Allerdings hinterlässt die Bewertung einen faden Beigeschmack, ist es doch nicht nachvollziehbar, warum die Einheimische bei den Programmkomponenten beinahe auf das gleiche Total wie die Südkoreanerin kam. So verpasste es Kim, als dritte Frau nach Sonja Henie und Katarina Witt den Olympiasieg zu wiederholen.

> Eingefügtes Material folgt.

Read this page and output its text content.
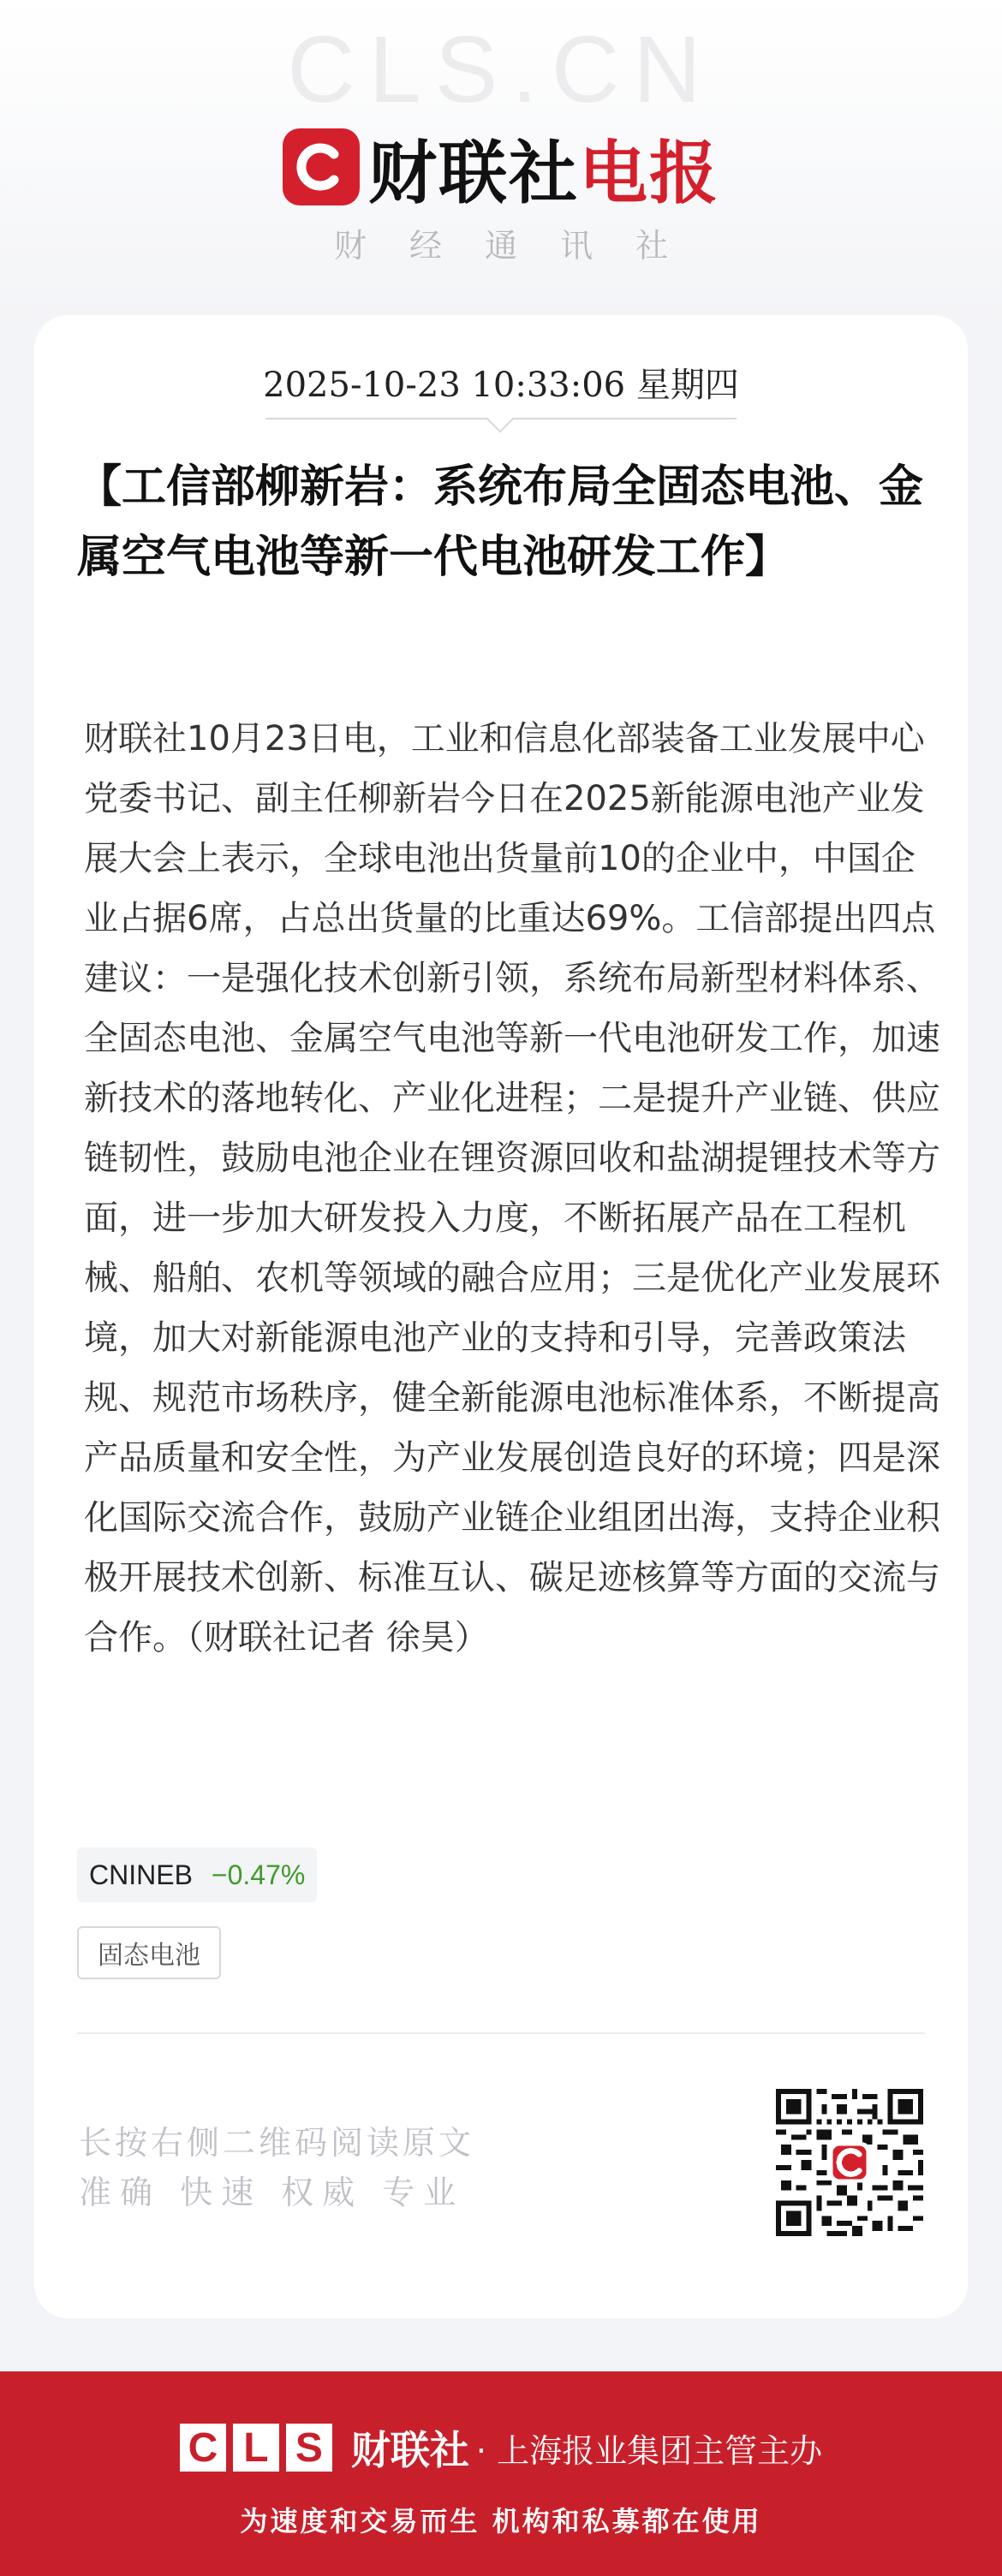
CLS.CN
财联社电报
财经通讯社
2025-10-23 10:33:06 星期四
【工信部柳新岩：系统布局全固态电池、金属空气电池等新一代电池研发工作】
财联社10月23日电，工业和信息化部装备工业发展中心党委书记、副主任柳新岩今日在2025新能源电池产业发展大会上表示，全球电池出货量前10的企业中，中国企业占据6席，占总出货量的比重达69%。工信部提出四点建议：一是强化技术创新引领，系统布局新型材料体系、全固态电池、金属空气电池等新一代电池研发工作，加速新技术的落地转化、产业化进程；二是提升产业链、供应链韧性，鼓励电池企业在锂资源回收和盐湖提锂技术等方面，进一步加大研发投入力度，不断拓展产品在工程机械、船舶、农机等领域的融合应用；三是优化产业发展环境，加大对新能源电池产业的支持和引导，完善政策法规、规范市场秩序，健全新能源电池标准体系，不断提高产品质量和安全性，为产业发展创造良好的环境；四是深化国际交流合作，鼓励产业链企业组团出海，支持企业积极开展技术创新、标准互认、碳足迹核算等方面的交流与合作。（财联社记者 徐昊）
CNINEB −0.47%
固态电池
长按右侧二维码阅读原文
准确 快速 权威 专业
C L S 财联社 · 上海报业集团主管主办
为速度和交易而生 机构和私募都在使用
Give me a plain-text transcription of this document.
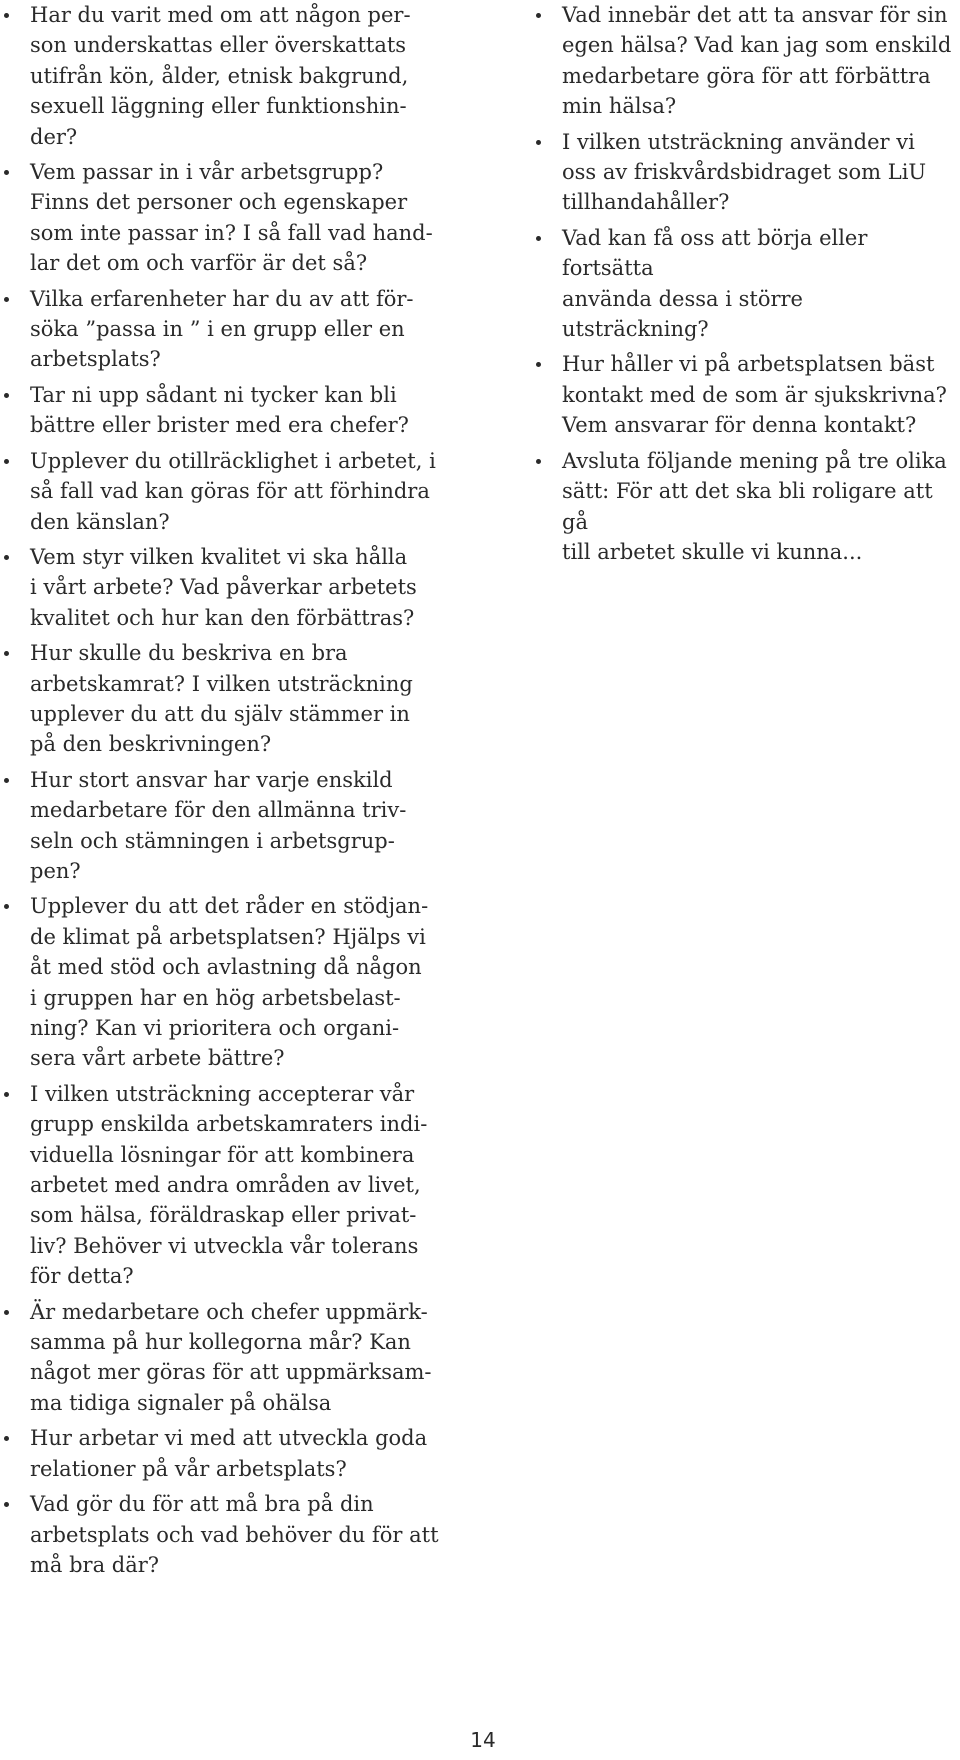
Har du varit med om att någon per-
son underskattas eller överskattats
utifrån kön, ålder, etnisk bakgrund,
sexuell läggning eller funktionshin-
der?
Vem passar in i vår arbetsgrupp?
Finns det personer och egenskaper
som inte passar in? I så fall vad hand-
lar det om och varför är det så?
Vilka erfarenheter har du av att för-
söka ”passa in ” i en grupp eller en
arbetsplats?
Tar ni upp sådant ni tycker kan bli
bättre eller brister med era chefer?
Upplever du otillräcklighet i arbetet, i
så fall vad kan göras för att förhindra
den känslan?
Vem styr vilken kvalitet vi ska hålla
i vårt arbete? Vad påverkar arbetets
kvalitet och hur kan den förbättras?
Hur skulle du beskriva en bra
arbetskamrat? I vilken utsträckning
upplever du att du själv stämmer in
på den beskrivningen?
Hur stort ansvar har varje enskild
medarbetare för den allmänna triv-
seln och stämningen i arbetsgrup-
pen?
Upplever du att det råder en stödjan-
de klimat på arbetsplatsen? Hjälps vi
åt med stöd och avlastning då någon
i gruppen har en hög arbetsbelast-
ning? Kan vi prioritera och organi-
sera vårt arbete bättre?
I vilken utsträckning accepterar vår
grupp enskilda arbetskamraters indi-
viduella lösningar för att kombinera
arbetet med andra områden av livet,
som hälsa, föräldraskap eller privat-
liv? Behöver vi utveckla vår tolerans
för detta?
Är medarbetare och chefer uppmärk-
samma på hur kollegorna mår? Kan
något mer göras för att uppmärksam-
ma tidiga signaler på ohälsa
Hur arbetar vi med att utveckla goda
relationer på vår arbetsplats?
Vad gör du för att må bra på din
arbetsplats och vad behöver du för att
må bra där?
Vad innebär det att ta ansvar för sin
egen hälsa? Vad kan jag som enskild
medarbetare göra för att förbättra
min hälsa?
I vilken utsträckning använder vi
oss av friskvårdsbidraget som LiU
tillhandahåller?
Vad kan få oss att börja eller fortsätta
använda dessa i större utsträckning?
Hur håller vi på arbetsplatsen bäst
kontakt med de som är sjukskrivna?
Vem ansvarar för denna kontakt?
Avsluta följande mening på tre olika
sätt: För att det ska bli roligare att gå
till arbetet skulle vi kunna...
14
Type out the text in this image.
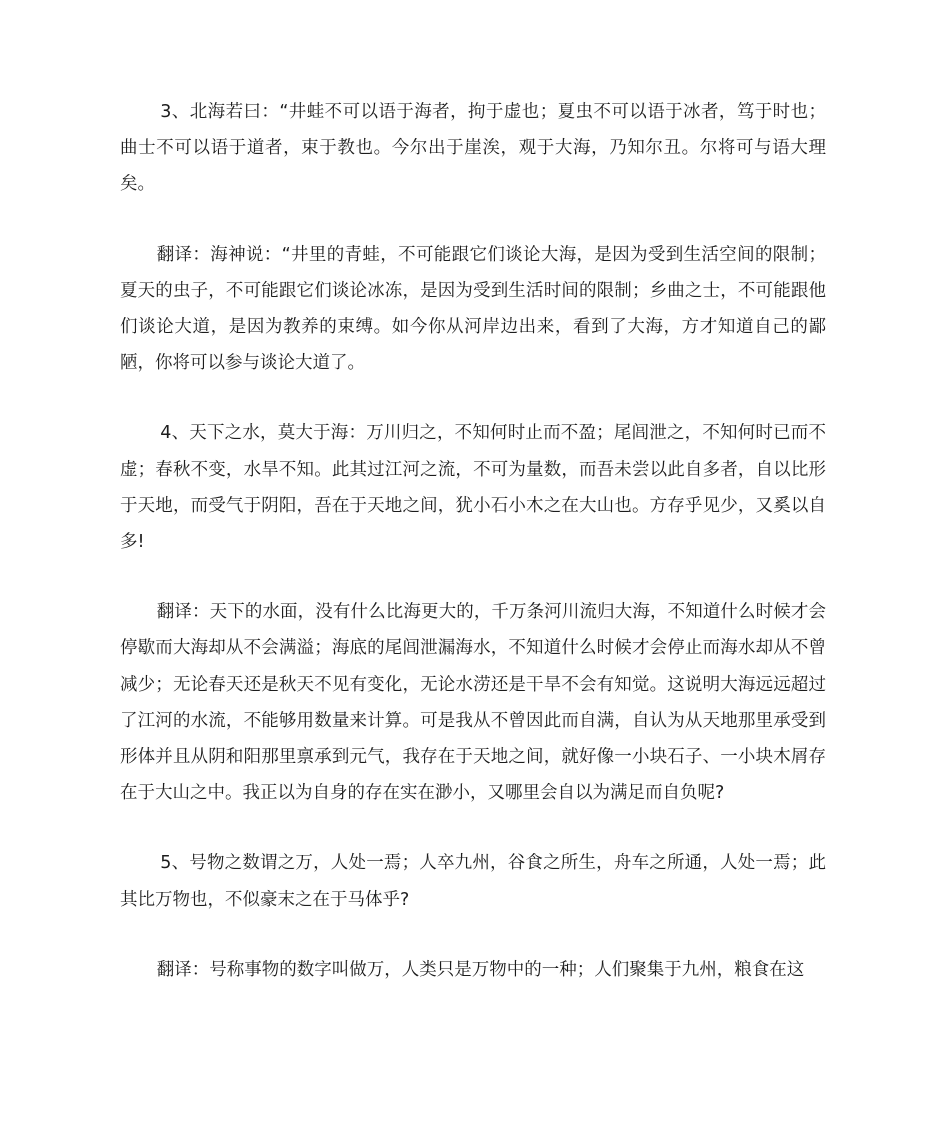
3、北海若曰：“井蛙不可以语于海者，拘于虚也；夏虫不可以语于冰者，笃于时也；曲士不可以语于道者，束于教也。今尔出于崖涘，观于大海，乃知尔丑。尔将可与语大理矣。

翻译：海神说：“井里的青蛙，不可能跟它们谈论大海，是因为受到生活空间的限制；夏天的虫子，不可能跟它们谈论冰冻，是因为受到生活时间的限制；乡曲之士，不可能跟他们谈论大道，是因为教养的束缚。如今你从河岸边出来，看到了大海，方才知道自己的鄙陋，你将可以参与谈论大道了。

4、天下之水，莫大于海：万川归之，不知何时止而不盈；尾闾泄之，不知何时已而不虚；春秋不变，水旱不知。此其过江河之流，不可为量数，而吾未尝以此自多者，自以比形于天地，而受气于阴阳，吾在于天地之间，犹小石小木之在大山也。方存乎见少，又奚以自多!

翻译：天下的水面，没有什么比海更大的，千万条河川流归大海，不知道什么时候才会停歇而大海却从不会满溢；海底的尾闾泄漏海水，不知道什么时候才会停止而海水却从不曾减少；无论春天还是秋天不见有变化，无论水涝还是干旱不会有知觉。这说明大海远远超过了江河的水流，不能够用数量来计算。可是我从不曾因此而自满，自认为从天地那里承受到形体并且从阴和阳那里禀承到元气，我存在于天地之间，就好像一小块石子、一小块木屑存在于大山之中。我正以为自身的存在实在渺小，又哪里会自以为满足而自负呢?

5、号物之数谓之万，人处一焉；人卒九州，谷食之所生，舟车之所通，人处一焉；此其比万物也，不似豪末之在于马体乎?

翻译：号称事物的数字叫做万，人类只是万物中的一种；人们聚集于九州，粮食在这
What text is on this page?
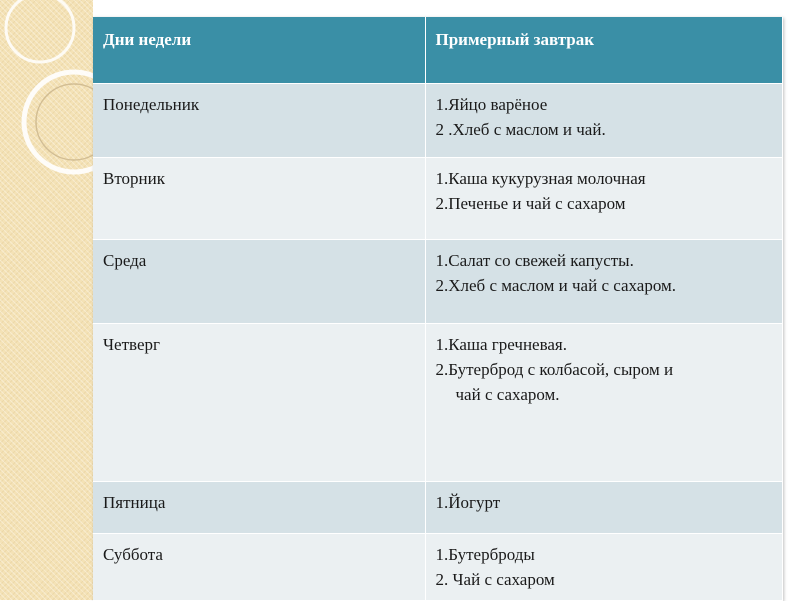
Дни недели	Примерный завтрак
Понедельник	1.Яйцо варёное
2 .Хлеб с маслом и чай.

Вторник	1.Каша кукурузная молочная
2.Печенье и чай с сахаром

Среда	1.Салат со свежей капусты.
2.Хлеб с маслом и чай с сахаром.

Четверг	1.Каша гречневая.
2.Бутерброд с колбасой, сыром и
чай с сахаром.

Пятница	1.Йогурт

Суббота	1.Бутерброды
2. Чай с сахаром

Wie Sotnikowa stellte auch Carolina Kostner mit 216,73 Punkten eine klare persönliche Bestleistung (zuvor 197,89) auf. Damit versöhnte sich die frühere Freundin von Stéphane Lambiel, die Weltmeisterin von 2012, mit den Olympischen Spielen. Bislang war Rang 9 ihre Bestklassierung gewesen. Vor vier Jahren wurde sie lediglich 16.